Изменить стиль страницы

Тома Бикашвили подумал, что они провожают старого хозяина взглядом, но тут сначала одна, потом вторая, третья… все овчарки обратили морды к небу и подняли такой вой, что нагнали на всех ужас. У саркала сжалось сердце, он почувствовал недоброе. От собачьего воя и Мирабо в тревоге навострил уши…

Еще минута — и обеспокоенный Бикашвили погнал лошадь по полю. Когда он подскакал к собакам, картина ему открылась такая: справа у дороги лежал Иотам. На спине у него была дорожная сума, рука с палкой осталась вытянутой вперед…

Еще раньше, когда Анано упомянула сына Иотама, я понял, зачем она рассказывает историю пастуха из Кизика.

Конечно же, сыном этого старца был Саба.

6

Пастухи по своему обычаю похоронили старика там же, где он умер, у дороги. Семье не сообщили о случившемся несчастье сразу, но, когда Тома Бикашвили в середине лета на два дня по делу спустился в деревню, он повидал сына Иотама, рассказал о появлении отца и его смерти. Передал все, что наказывал старик, и еще от себя добавил: берегись Барнабишвили, коварный он человек, как бы не подстроил тебе ловушку. Сын Иотама взмолился: «Возьми меня на могилу отца!» «Нет, — сказал Тома, — отложим это до осени, нельзя нам туда идти, пока не пригоним овец с гор». На прощание он посоветовал: «Веди себя так, будто ничего не знаешь о Иотаме. Даже матери не говори. Почему? Так нужно!»

Анано медленно, невозмутимо, образно рассказывала об этом приключении, которое я смог лишь скудно описать своими словами. История эта, как водоворот, постепенно затянула меня, заинтересовала, взволновала. Я и не заметил, как стал разделять горе и боль Анано — своим упорством она сделала из меня соучастника.

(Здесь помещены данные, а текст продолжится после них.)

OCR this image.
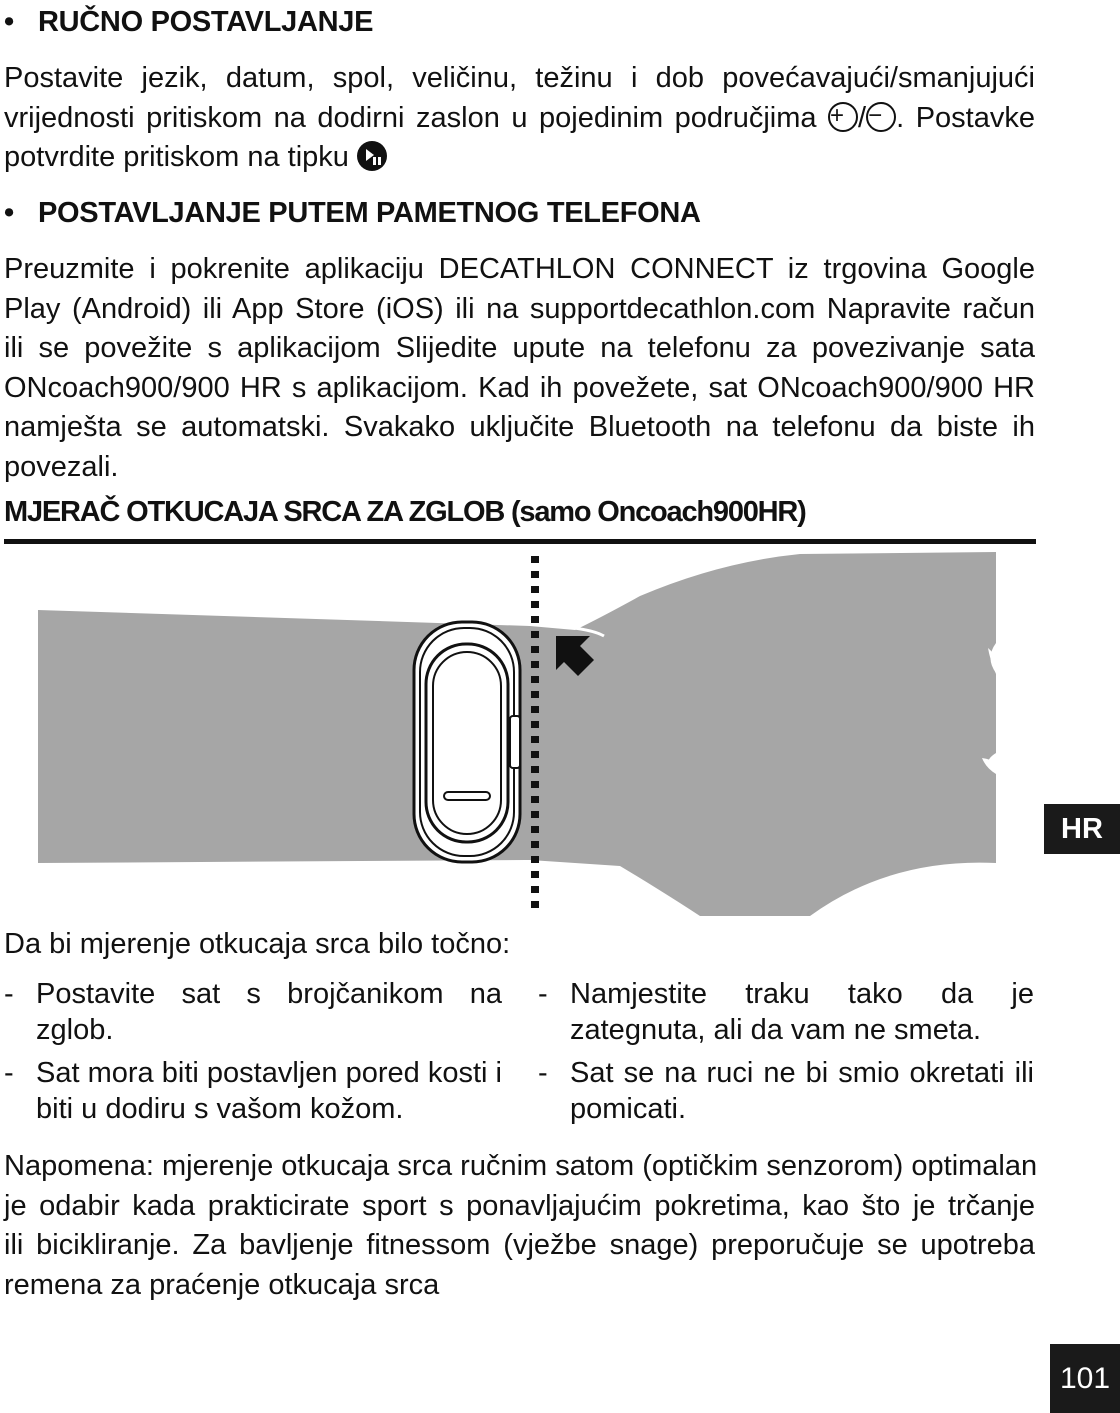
• RUČNO POSTAVLJANJE
Postavite jezik, datum, spol, veličinu, težinu i dob povećavajući/smanjujući
vrijednosti pritiskom na dodirni zaslon u pojedinim područjima + / − . Postavke
potvrdite pritiskom na tipku
• POSTAVLJANJE PUTEM PAMETNOG TELEFONA
Preuzmite i pokrenite aplikaciju DECATHLON CONNECT iz trgovina Google
Play (Android) ili App Store (iOS) ili na supportdecathlon.com Napravite račun
ili se povežite s aplikacijom Slijedite upute na telefonu za povezivanje sata
ONcoach900/900 HR s aplikacijom. Kad ih povežete, sat ONcoach900/900 HR
namješta se automatski. Svakako uključite Bluetooth na telefonu da biste ih
povezali.
MJERAČ OTKUCAJA SRCA ZA ZGLOB (samo Oncoach900HR)
HR
Da bi mjerenje otkucaja srca bilo točno:
- Postavite sat s brojčanikom na
zglob.
- Sat mora biti postavljen pored kosti i
biti u dodiru s vašom kožom.
- Namjestite traku tako da je
zategnuta, ali da vam ne smeta.
- Sat se na ruci ne bi smio okretati ili
pomicati.
Napomena: mjerenje otkucaja srca ručnim satom (optičkim senzorom) optimalan
je odabir kada prakticirate sport s ponavljajućim pokretima, kao što je trčanje
ili bicikliranje. Za bavljenje fitnessom (vježbe snage) preporučuje se upotreba
remena za praćenje otkucaja srca
101
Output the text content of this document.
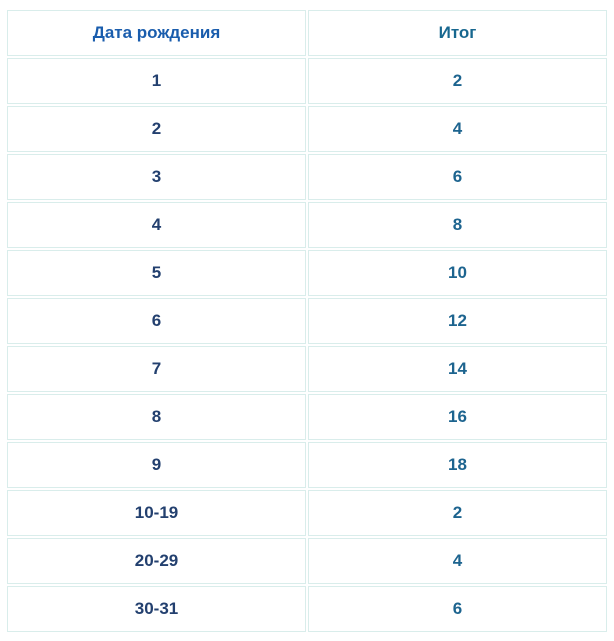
Дата рождения	Итог
1	2
2	4
3	6
4	8
5	10
6	12
7	14
8	16
9	18
10-19	2
20-29	4
30-31	6
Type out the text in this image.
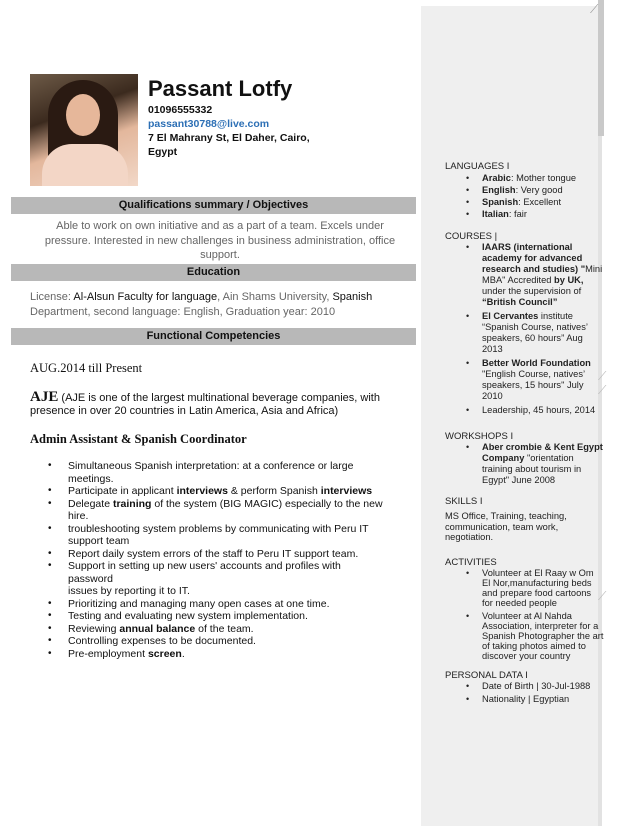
⟋
⟋
⟋
⟋
Passant Lotfy
01096555332
passant30788@live.com
7 El Mahrany St, El Daher, Cairo,
Egypt
Qualifications summary / Objectives
Able to work on own initiative and as a part of a team. Excels under
pressure. Interested in new challenges in business administration, office
support.
Education
License: Al-Alsun Faculty for language, Ain Shams University, Spanish
Department, second language: English, Graduation year: 2010
Functional Competencies
AUG.2014 till Present
AJE (AJE is one of the largest multinational beverage companies, with
presence in over 20 countries in Latin America, Asia and Africa)
Admin Assistant & Spanish Coordinator
• Simultaneous Spanish interpretation: at a conference or large
meetings.
• Participate in applicant interviews & perform Spanish interviews
• Delegate training of the system (BIG MAGIC) especially to the new
hire.
• troubleshooting system problems by communicating with Peru IT
support team
• Report daily system errors of the staff to Peru IT support team.
• Support in setting up new users' accounts and profiles with password
issues by reporting it to IT.
• Prioritizing and managing many open cases at one time.
• Testing and evaluating new system implementation.
• Reviewing annual balance of the team.
• Controlling expenses to be documented.
• Pre-employment screen.
LANGUAGES I
• Arabic: Mother tongue
• English: Very good
• Spanish: Excellent
• Italian: fair
COURSES |
• IAARS (international academy for advanced research and studies) "Mini MBA" Accredited by UK, under the supervision of “British Council”
• El Cervantes institute “Spanish Course, natives’ speakers, 60 hours” Aug 2013
• Better World Foundation "English Course, natives’ speakers, 15 hours" July 2010
• Leadership, 45 hours, 2014
WORKSHOPS I
• Aber crombie & Kent Egypt Company "orientation training about tourism in Egypt" June 2008
SKILLS I
MS Office, Training, teaching, communication, team work, negotiation.
ACTIVITIES
• Volunteer at El Raay w Om El Nor,manufacturing beds and prepare food cartoons for needed people
• Volunteer at Al Nahda Association, interpreter for a Spanish Photographer the art of taking photos aimed to discover your country
PERSONAL DATA I
• Date of Birth | 30-Jul-1988
• Nationality | Egyptian
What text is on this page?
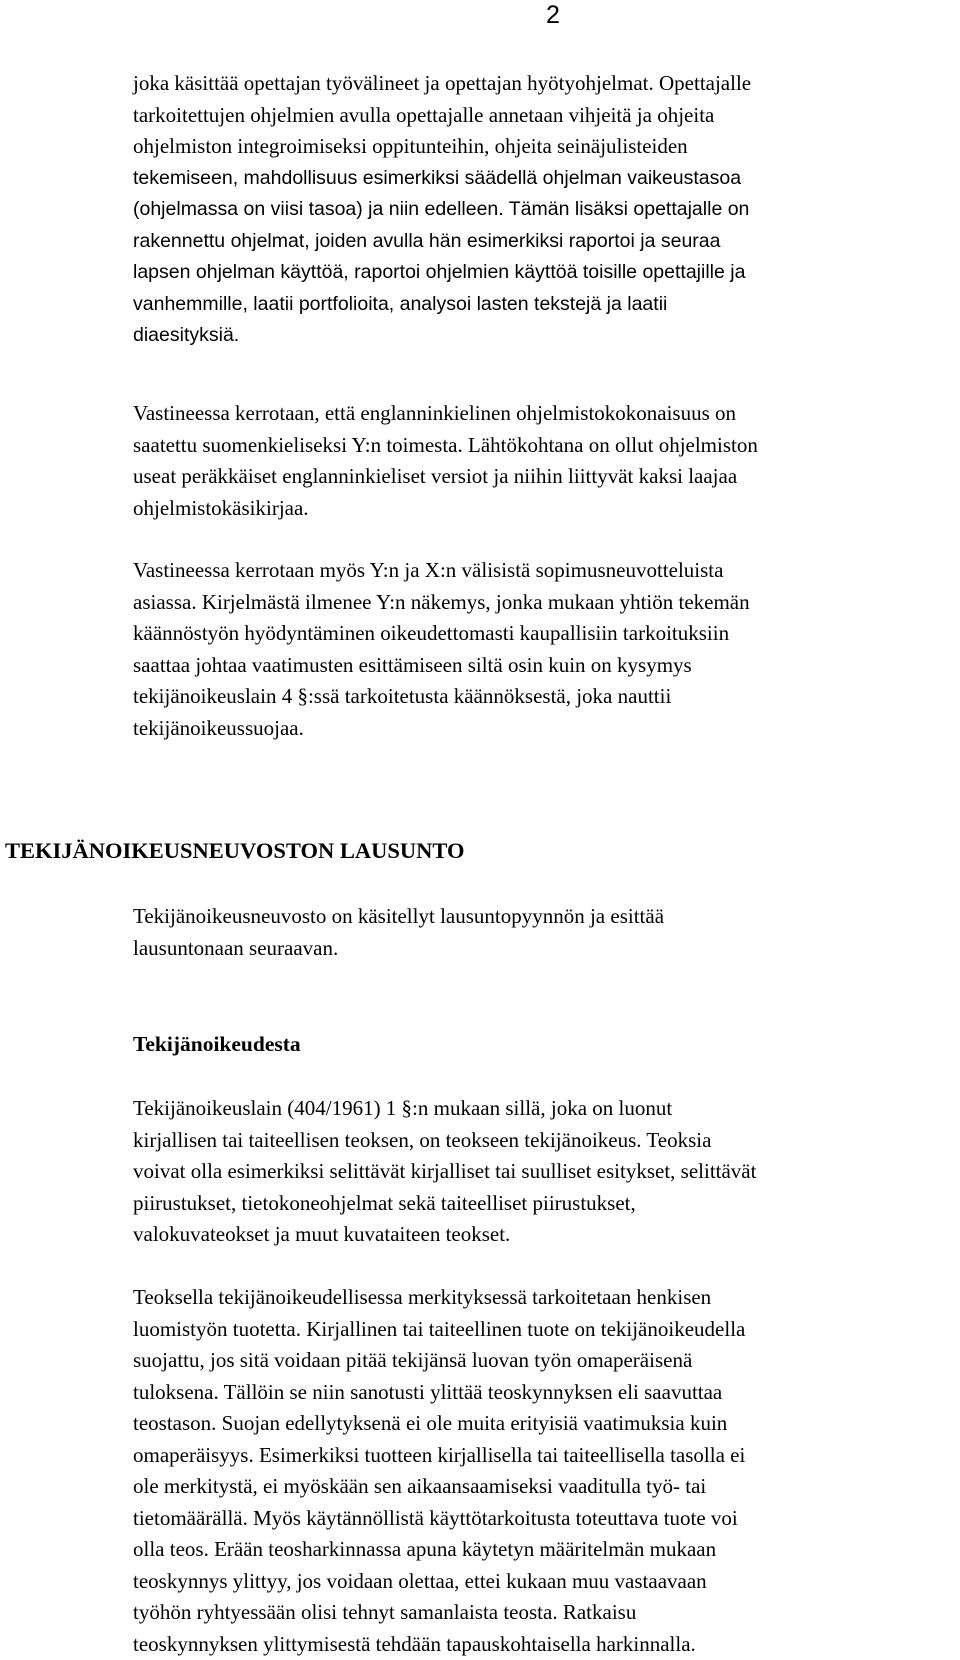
2
joka käsittää opettajan työvälineet ja opettajan hyötyohjelmat. Opettajalle
tarkoitettujen ohjelmien avulla opettajalle annetaan vihjeitä ja ohjeita
ohjelmiston integroimiseksi oppitunteihin, ohjeita seinäjulisteiden
tekemiseen, mahdollisuus esimerkiksi säädellä ohjelman vaikeustasoa
(ohjelmassa on viisi tasoa) ja niin edelleen. Tämän lisäksi opettajalle on
rakennettu ohjelmat, joiden avulla hän esimerkiksi raportoi ja seuraa
lapsen ohjelman käyttöä, raportoi ohjelmien käyttöä toisille opettajille ja
vanhemmille, laatii portfolioita, analysoi lasten tekstejä ja laatii
diaesityksiä.
Vastineessa kerrotaan, että englanninkielinen ohjelmistokokonaisuus on
saatettu suomenkieliseksi Y:n toimesta. Lähtökohtana on ollut ohjelmiston
useat peräkkäiset englanninkieliset versiot ja niihin liittyvät kaksi laajaa
ohjelmistokäsikirjaa.
Vastineessa kerrotaan myös Y:n ja X:n välisistä sopimusneuvotteluista
asiassa. Kirjelmästä ilmenee Y:n näkemys, jonka mukaan yhtiön tekemän
käännöstyön hyödyntäminen oikeudettomasti kaupallisiin tarkoituksiin
saattaa johtaa vaatimusten esittämiseen siltä osin kuin on kysymys
tekijänoikeuslain 4 §:ssä tarkoitetusta käännöksestä, joka nauttii
tekijänoikeussuojaa.
TEKIJÄNOIKEUSNEUVOSTON LAUSUNTO
Tekijänoikeusneuvosto on käsitellyt lausuntopyynnön ja esittää
lausuntonaan seuraavan.
Tekijänoikeudesta
Tekijänoikeuslain (404/1961) 1 §:n mukaan sillä, joka on luonut
kirjallisen tai taiteellisen teoksen, on teokseen tekijänoikeus. Teoksia
voivat olla esimerkiksi selittävät kirjalliset tai suulliset esitykset, selittävät
piirustukset, tietokoneohjelmat sekä taiteelliset piirustukset,
valokuvateokset ja muut kuvataiteen teokset.
Teoksella tekijänoikeudellisessa merkityksessä tarkoitetaan henkisen
luomistyön tuotetta. Kirjallinen tai taiteellinen tuote on tekijänoikeudella
suojattu, jos sitä voidaan pitää tekijänsä luovan työn omaperäisenä
tuloksena. Tällöin se niin sanotusti ylittää teoskynnyksen eli saavuttaa
teostason. Suojan edellytyksenä ei ole muita erityisiä vaatimuksia kuin
omaperäisyys. Esimerkiksi tuotteen kirjallisella tai taiteellisella tasolla ei
ole merkitystä, ei myöskään sen aikaansaamiseksi vaaditulla työ- tai
tietomäärällä. Myös käytännöllistä käyttötarkoitusta toteuttava tuote voi
olla teos. Erään teosharkinnassa apuna käytetyn määritelmän mukaan
teoskynnys ylittyy, jos voidaan olettaa, ettei kukaan muu vastaavaan
työhön ryhtyessään olisi tehnyt samanlaista teosta. Ratkaisu
teoskynnyksen ylittymisestä tehdään tapauskohtaisella harkinnalla.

Анано убрала остатки ужина и вынесла из комнаты. Когда она вернулась обратно, я спросил: «Иотам был отцом Сабы?» «Что за вопрос?» — взглянула она с удивлением.

— Ты не говорила… Даже не упомянула про Сабу, — ответил я.

— Нет? — опять удивилась Анано. — Но если я не упоминала, откуда ты знаешь, что Саба был сыном Иотама?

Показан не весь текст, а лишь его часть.